Donal O’Donoghue talks to Bill Cullen ahead of the new season of the reality TV show, The Apprentice
“Are these the best young business brains in the country?” says Bill Cullen. “Well they are the best of the lot that applied and sent in their CVs.”
The Apprentice, the bloodiest reality TV show in the land, returns this Monday to TV3 for a fourth season. Bill Cullen, aided and abetted by his firing squad (Jackie Lavin and Brian Purcell), will separate the spoofers from the doers over the twelve weeks. “You’re fired!” will once again become the catchword of water coolers every Tuesday morning. And it was all launched this afternoon in Dublin city centre with a special screening of episode one. We are sworn to secrecy on that – I don’t want Bill Cullen on my tail! – but the three judges did let slip a few details.
“There’s a twist this year,” says the kingmaker Cullen. And the twist is this: the winner becomes Cullen’s business partner (with a 50 per cent interest). They also get to pocket €100,000 along with a start-up package worth €100,000. Otherwise the story is the same: sixteen ambitious business people are set a number of tasks – beginning with making a sandwich! - in the hope of making it to the top of the tree in 12 TV weeks. Along the way there’s cross-dressing, sky-diving and lots of finger-pointing. “It’s all about passion,” says Cullen, looking like he might just explode at any moment because he has so much passion.
Again sixteen contenders revel in bitching, back-stabbing and blubbering. There are smart cookies, double-crossers and a few tulips. “Oh yes, there are a few tulips again this time, the pressure is intense and we have a walk-out,” says Cullen’s right-hand man, Brian Purcell. “The tasks are edgier, more complicated and ultimately more difficult.” It is also a show featuring the youngest-ever apprentice and the heat is on from the opening episode. “They are trying to second-guess Bill this year and that just freaks him out,” says Purcell. “They reckon they know what we’re thinking based on shows they have seen and so they try to tick the boxes to keep Jackie and myself happy.”
But Bill is far from happy. He shakes his head and waves his hands. It seems some of the wannabe business moguls believed they had worked out how to win. “Not only have these guys seen the previous shows but they have recorded them and gone over them in detail,” he says, as if they could. “They have seen three series so they know what to say when I ask: ‘tell me why I shouldn’t bleeding fire you?’ So they give me all the stuff about passion and being a warrior and being the best and all that. So they try and get me on the back foot so I have to say, ‘Come here you! There’s what you did, so why shouldn’t I call you a gobshite for what you have done. But it is much harder and they are fighting for something totally different. It’s not just a job. It’s their future, their dreams.”

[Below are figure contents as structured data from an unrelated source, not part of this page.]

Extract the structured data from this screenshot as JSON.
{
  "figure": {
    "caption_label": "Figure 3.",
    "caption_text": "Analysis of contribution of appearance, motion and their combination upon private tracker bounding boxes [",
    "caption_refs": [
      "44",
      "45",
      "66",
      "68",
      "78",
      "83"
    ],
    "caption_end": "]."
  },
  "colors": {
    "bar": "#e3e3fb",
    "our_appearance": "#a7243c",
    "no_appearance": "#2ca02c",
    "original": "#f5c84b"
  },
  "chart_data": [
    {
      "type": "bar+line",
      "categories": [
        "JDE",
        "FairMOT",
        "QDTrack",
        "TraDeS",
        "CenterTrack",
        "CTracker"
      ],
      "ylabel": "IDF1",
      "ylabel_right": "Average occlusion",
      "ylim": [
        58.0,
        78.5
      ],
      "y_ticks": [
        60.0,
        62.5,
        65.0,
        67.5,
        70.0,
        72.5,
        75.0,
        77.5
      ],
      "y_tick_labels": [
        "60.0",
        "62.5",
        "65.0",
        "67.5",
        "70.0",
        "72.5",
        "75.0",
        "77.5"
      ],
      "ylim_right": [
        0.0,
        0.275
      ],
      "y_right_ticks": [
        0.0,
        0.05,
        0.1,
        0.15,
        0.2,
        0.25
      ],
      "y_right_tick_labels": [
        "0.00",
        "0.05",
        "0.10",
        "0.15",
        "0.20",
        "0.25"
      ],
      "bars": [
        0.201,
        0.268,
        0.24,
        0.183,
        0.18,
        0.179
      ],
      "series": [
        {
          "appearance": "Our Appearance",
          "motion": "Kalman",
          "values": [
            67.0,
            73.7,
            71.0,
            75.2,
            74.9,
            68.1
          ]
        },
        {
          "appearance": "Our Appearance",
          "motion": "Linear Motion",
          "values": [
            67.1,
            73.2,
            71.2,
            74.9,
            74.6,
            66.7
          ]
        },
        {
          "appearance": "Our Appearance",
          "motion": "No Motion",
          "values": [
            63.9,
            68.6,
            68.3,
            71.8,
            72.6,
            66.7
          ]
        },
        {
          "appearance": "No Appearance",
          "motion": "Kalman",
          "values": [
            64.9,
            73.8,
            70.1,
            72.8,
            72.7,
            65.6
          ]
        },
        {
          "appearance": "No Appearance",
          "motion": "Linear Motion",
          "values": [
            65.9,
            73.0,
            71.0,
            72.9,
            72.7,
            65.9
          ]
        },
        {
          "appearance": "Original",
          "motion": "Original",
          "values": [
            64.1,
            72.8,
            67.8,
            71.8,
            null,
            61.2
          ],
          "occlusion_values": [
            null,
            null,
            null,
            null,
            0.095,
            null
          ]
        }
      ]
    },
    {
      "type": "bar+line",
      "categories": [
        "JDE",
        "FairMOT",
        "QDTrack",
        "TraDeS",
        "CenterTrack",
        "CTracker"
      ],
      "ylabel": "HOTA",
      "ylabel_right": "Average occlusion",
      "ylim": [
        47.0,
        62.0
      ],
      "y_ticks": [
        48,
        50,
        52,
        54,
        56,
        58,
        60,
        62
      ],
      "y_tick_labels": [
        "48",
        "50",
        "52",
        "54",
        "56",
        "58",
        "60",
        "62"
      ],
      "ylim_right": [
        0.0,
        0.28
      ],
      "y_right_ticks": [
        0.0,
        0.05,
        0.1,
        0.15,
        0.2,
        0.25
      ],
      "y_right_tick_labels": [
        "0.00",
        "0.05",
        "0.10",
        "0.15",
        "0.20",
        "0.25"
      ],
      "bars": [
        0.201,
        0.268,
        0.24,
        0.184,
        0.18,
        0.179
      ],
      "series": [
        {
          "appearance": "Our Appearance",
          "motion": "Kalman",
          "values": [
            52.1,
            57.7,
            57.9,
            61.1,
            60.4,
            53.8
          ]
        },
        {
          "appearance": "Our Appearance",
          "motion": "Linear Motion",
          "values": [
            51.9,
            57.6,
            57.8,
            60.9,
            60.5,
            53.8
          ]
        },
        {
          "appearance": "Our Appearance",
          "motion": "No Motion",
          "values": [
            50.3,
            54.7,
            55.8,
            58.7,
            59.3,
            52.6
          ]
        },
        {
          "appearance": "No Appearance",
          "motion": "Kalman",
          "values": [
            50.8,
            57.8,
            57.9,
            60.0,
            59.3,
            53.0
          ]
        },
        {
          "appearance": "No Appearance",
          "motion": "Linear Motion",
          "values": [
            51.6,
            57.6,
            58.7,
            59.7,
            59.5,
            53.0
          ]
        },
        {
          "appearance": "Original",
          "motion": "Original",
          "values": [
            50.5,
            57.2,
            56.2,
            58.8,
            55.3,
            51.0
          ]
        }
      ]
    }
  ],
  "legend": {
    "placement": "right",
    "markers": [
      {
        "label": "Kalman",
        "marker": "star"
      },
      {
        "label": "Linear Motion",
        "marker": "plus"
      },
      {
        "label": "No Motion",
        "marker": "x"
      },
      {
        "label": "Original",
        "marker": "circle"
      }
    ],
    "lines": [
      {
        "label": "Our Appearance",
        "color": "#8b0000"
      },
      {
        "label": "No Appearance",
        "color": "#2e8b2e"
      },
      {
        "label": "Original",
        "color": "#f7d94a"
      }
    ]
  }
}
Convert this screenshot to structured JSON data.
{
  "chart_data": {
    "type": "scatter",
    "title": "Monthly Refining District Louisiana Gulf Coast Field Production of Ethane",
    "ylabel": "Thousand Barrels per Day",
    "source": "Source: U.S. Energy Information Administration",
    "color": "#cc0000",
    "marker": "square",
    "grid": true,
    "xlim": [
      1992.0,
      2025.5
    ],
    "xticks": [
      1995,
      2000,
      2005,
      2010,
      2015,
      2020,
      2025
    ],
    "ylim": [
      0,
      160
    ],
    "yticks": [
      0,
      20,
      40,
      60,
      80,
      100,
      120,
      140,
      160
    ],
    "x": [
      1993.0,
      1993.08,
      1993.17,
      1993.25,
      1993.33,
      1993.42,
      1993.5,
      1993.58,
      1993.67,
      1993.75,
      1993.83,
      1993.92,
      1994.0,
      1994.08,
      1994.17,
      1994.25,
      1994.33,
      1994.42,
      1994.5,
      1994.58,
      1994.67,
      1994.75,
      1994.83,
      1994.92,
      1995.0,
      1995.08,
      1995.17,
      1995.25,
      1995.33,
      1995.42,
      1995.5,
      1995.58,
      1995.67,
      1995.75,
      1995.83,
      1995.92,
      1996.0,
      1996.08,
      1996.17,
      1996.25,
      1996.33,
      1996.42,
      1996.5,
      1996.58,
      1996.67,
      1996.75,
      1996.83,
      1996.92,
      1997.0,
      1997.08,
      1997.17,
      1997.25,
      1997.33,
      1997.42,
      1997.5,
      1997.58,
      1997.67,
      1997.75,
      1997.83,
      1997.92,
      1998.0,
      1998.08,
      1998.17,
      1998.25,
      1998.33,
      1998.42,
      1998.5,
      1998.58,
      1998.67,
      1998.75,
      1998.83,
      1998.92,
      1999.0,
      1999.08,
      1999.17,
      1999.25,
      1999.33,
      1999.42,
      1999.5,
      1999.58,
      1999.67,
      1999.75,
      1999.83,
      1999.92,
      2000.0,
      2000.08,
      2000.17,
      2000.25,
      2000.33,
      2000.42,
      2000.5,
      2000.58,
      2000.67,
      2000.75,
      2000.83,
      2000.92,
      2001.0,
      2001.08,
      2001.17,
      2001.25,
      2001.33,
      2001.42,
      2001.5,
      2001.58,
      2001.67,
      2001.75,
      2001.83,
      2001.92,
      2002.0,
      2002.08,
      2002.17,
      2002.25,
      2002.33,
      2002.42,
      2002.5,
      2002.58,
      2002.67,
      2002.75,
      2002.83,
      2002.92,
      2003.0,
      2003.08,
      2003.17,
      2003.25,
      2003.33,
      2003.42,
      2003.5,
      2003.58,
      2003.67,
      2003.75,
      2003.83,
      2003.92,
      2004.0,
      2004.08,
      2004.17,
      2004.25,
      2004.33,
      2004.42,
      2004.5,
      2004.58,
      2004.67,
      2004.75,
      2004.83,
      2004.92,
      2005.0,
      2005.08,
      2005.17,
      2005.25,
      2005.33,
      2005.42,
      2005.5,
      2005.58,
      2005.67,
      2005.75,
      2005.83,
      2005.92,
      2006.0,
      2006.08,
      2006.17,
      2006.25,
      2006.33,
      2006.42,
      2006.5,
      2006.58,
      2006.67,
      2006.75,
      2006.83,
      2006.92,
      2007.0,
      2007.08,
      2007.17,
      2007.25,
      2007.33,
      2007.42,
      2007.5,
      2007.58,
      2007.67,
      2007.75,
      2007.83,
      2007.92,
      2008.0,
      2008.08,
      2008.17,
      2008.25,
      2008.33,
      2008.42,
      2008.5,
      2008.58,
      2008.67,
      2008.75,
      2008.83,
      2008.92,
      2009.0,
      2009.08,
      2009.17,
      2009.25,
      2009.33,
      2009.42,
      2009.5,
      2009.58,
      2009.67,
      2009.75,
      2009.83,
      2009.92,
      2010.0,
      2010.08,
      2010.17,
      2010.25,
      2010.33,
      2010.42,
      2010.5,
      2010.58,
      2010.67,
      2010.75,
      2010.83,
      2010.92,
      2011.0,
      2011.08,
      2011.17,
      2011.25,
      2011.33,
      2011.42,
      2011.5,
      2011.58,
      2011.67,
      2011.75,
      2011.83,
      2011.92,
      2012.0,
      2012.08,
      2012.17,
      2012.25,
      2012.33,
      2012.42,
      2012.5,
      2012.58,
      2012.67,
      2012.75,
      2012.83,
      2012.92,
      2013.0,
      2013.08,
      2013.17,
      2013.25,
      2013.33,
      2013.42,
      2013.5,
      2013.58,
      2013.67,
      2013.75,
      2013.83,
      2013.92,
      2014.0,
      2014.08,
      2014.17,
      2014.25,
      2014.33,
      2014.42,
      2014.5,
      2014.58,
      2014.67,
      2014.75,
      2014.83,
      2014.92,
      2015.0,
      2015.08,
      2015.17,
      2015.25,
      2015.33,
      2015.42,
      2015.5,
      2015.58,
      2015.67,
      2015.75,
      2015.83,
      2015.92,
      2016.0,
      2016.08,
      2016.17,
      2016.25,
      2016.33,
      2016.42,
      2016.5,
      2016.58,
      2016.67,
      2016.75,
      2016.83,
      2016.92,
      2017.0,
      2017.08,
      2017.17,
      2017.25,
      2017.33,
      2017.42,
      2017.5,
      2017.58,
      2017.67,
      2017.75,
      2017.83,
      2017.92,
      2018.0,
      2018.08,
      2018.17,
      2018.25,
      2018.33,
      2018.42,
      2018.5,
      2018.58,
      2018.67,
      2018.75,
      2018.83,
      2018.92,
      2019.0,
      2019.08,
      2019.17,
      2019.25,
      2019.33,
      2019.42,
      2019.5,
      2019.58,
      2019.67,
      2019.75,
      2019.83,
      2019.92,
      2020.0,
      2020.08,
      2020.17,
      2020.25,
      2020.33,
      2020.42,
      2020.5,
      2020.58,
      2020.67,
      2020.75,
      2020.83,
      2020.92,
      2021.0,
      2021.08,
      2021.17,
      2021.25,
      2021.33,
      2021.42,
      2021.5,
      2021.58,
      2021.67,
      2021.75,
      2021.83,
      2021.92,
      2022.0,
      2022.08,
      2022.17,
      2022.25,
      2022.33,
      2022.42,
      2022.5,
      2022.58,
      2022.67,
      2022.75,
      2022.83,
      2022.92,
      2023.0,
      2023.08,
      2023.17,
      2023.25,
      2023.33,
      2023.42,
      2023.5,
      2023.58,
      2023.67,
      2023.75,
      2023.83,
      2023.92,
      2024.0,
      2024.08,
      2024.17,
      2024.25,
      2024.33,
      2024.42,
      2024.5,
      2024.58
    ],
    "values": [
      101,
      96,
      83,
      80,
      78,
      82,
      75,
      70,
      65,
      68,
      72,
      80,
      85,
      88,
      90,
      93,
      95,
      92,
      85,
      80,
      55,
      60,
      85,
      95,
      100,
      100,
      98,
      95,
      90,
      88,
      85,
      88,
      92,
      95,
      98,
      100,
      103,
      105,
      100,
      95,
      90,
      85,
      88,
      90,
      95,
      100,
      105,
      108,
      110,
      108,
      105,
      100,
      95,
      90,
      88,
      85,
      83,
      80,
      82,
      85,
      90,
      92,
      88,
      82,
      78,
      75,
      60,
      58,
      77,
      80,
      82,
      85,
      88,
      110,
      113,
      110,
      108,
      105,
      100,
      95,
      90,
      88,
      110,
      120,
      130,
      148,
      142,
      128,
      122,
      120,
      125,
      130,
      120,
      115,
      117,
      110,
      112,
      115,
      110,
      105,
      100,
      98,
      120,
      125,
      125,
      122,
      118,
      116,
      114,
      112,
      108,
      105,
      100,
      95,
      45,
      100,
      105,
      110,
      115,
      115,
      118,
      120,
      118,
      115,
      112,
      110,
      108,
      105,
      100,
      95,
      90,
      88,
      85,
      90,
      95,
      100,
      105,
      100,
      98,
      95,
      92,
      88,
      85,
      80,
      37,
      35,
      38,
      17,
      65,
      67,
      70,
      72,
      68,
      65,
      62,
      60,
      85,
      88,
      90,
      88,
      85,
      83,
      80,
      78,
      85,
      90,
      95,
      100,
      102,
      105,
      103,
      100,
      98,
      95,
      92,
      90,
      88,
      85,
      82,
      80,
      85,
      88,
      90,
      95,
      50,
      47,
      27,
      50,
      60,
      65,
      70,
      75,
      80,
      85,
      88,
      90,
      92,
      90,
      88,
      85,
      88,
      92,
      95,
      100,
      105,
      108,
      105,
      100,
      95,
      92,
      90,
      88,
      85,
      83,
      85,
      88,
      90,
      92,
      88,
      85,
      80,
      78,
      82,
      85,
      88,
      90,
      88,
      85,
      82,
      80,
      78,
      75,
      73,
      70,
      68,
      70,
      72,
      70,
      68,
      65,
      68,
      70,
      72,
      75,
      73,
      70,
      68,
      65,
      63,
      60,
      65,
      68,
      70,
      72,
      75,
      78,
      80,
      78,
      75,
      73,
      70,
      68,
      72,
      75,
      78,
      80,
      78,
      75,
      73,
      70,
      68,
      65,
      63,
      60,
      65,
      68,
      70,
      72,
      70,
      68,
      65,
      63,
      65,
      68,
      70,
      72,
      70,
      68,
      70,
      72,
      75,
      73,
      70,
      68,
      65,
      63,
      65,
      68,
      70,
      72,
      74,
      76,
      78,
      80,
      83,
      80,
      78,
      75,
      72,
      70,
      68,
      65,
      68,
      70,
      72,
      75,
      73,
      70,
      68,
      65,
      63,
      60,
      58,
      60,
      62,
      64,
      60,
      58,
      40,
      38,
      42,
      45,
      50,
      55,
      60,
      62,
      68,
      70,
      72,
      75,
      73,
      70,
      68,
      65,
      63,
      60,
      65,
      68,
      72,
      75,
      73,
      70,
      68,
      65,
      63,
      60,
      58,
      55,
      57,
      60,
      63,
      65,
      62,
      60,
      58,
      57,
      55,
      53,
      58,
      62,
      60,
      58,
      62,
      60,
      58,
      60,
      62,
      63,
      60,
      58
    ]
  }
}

But some are never going to make those dreams because they went about it all the wrong way. At least that’s the word according to BC. “They were out to win individually rather than getting the team over the line,” he says, shaking his head sadly. “Maybe they lost out by trying to get themselves in.”
Already one of the contestants has caught his eye: “a fascinating character” says tight-lipped Bill.